Immigrants Share Their Experiences About What It’s Like to Move to America

Social media users recall their own immigration experiences.

ByABC News
November 18, 2015, 4:28 PM

— November 18, 2015 -- Former immigrants and refugees are tweeting about their personal experiences entering the U.S. after 30 governors announced that they are refusing to accept Syrian refugees.

“I am going to tell you guys the process of how I became an refugee admitted to the United States of American and how long it actually is,” Arnesa Buljusmic-Kustura (@rnessa), wrote on Twitter.

Buljusmic-Kustura told ABC News she came to the U.S. from Bosnia in 2002, when she was 12 years old.

On Twitter, she noted that the relocation process was difficult, but nowhere near as complex as the challenges the Syrian refugees are currently facing.

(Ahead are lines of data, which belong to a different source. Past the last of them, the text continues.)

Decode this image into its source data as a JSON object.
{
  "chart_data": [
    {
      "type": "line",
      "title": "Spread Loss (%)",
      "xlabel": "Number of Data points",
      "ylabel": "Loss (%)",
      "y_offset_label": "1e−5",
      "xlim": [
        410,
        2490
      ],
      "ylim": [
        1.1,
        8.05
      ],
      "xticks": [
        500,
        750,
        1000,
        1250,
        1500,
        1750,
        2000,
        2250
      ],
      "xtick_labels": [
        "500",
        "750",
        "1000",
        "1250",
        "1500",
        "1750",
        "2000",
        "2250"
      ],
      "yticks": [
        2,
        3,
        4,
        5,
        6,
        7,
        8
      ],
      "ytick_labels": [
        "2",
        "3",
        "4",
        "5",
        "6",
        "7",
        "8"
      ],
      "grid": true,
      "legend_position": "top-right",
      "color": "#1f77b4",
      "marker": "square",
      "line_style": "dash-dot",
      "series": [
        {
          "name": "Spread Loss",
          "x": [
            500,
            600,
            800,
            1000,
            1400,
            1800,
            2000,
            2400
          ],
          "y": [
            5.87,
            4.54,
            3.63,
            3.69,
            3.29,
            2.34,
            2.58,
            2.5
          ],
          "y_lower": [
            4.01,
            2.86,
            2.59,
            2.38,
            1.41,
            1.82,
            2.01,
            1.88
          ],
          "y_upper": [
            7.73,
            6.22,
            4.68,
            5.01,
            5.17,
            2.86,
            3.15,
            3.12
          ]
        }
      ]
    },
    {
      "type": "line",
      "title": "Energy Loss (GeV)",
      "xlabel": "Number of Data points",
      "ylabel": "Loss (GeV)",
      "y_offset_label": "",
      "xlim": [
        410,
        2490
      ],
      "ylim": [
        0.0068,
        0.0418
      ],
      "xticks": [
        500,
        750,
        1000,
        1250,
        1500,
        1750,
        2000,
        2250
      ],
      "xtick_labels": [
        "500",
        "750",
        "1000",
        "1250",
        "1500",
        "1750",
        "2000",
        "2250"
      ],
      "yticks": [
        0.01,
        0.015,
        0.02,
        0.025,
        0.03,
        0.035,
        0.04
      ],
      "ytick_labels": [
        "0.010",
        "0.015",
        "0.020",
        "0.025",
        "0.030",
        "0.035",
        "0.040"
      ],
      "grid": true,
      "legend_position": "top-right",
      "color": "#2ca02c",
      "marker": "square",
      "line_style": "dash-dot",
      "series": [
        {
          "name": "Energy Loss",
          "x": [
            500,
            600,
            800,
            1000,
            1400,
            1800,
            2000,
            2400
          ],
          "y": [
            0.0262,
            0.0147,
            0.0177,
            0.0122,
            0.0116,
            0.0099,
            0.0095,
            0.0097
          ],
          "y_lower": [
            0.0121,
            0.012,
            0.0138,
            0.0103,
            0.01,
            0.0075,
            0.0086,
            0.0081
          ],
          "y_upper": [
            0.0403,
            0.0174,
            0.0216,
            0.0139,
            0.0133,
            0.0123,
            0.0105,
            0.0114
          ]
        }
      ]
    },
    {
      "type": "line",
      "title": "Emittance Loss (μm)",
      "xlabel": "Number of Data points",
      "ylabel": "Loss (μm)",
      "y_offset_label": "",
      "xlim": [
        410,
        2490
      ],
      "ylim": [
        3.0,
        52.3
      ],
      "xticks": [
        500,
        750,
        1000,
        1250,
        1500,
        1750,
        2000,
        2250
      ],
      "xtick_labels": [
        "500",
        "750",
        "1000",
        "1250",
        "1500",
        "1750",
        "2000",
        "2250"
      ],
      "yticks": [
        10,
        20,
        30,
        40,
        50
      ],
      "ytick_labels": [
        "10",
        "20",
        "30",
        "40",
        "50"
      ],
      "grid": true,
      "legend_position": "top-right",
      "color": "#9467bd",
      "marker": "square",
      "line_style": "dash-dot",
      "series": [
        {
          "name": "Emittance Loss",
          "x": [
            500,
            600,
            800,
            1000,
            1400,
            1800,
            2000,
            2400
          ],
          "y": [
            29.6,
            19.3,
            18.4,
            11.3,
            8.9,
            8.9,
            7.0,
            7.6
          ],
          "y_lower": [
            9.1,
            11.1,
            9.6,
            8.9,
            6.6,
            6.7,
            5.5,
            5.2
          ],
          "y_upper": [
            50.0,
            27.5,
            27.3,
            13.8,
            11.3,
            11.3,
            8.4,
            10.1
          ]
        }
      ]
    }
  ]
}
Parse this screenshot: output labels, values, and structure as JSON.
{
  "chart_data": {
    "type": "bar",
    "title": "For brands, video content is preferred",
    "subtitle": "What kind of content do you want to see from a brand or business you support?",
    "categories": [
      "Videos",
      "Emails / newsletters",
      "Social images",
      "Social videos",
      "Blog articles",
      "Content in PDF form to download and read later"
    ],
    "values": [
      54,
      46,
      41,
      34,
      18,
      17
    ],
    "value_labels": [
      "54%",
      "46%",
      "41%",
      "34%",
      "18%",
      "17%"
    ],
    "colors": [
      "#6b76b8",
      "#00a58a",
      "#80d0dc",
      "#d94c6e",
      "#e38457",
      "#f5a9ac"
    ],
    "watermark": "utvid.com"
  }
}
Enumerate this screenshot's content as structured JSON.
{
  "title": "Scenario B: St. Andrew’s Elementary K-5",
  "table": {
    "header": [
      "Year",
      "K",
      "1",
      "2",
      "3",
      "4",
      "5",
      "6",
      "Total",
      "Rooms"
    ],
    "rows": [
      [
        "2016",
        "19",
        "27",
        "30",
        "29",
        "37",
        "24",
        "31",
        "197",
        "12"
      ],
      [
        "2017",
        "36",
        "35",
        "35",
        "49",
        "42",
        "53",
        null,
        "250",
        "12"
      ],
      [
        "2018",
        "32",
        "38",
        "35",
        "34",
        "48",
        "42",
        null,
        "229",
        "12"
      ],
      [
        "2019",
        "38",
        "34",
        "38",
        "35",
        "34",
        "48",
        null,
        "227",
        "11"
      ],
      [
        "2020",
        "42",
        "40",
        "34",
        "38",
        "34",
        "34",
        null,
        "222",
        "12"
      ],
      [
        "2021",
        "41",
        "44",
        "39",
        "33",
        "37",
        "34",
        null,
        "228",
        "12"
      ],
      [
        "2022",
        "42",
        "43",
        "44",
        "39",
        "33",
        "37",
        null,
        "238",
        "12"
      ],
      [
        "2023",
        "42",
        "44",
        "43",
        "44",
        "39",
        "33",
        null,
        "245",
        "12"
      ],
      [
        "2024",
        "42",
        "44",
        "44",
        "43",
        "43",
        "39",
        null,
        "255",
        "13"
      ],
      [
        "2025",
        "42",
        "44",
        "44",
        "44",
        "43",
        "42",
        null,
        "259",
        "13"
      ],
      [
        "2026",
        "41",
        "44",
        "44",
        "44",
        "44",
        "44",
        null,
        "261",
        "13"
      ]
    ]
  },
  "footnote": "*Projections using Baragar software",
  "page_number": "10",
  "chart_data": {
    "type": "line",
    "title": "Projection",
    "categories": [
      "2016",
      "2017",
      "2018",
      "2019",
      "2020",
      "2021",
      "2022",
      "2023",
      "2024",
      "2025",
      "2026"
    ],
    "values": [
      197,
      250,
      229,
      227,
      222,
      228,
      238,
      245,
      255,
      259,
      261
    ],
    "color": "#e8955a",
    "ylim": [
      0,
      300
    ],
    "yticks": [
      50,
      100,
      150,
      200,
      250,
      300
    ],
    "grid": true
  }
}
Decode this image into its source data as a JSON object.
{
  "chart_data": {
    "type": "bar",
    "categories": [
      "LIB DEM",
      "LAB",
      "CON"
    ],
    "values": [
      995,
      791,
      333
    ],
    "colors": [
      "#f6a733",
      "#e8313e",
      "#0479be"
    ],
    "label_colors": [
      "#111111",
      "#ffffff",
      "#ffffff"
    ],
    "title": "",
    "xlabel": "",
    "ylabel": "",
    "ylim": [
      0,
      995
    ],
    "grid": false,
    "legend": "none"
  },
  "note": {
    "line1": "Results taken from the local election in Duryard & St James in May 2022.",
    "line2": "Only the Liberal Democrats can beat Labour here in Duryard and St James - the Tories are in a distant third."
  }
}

She described applying for refugee status with a UN agency, where requires refugees to prove that they're displaced.

After that, she said, her family had several rounds of interviews, followed by a waiting period for their application to be approved.

Buljusmic-Kustura and her family settled in Iowa, she said, where they had family. She tweeted that she graduated from college seven years after she arrived in the U.S. She is currently the founder and executive director of the Bosniak American Association of Iowa.

Soon after Buljusmic-Kustura posted her story, Laila Alawa, 24, followed suit. Alawa, whose mother is Danish and father is Syrian, was not a refugee. But she noted that, with a Syrian father, her family’s entry process was complicated, explaining that it took her family 10 years to get their green cards. She just became a citizen this year, one year after her parents.

The recent debate about accepting Syrian refugees “hit very close to home,” Alawa told ABC News.

Her family was deciding between settling in the U.S. or Australia. “We came because of the American dream,” she said.

In a phone call with reporters, a senior Obama administration official described the U.S. screening process for refugees. All refugees go through biographic screenings and fingerprinting. The biometric screenings are run through the FBI and Homeland Security.

All Syrian refugees have their files reviewed by refugee specialists at government headquarters, according to an Obama official.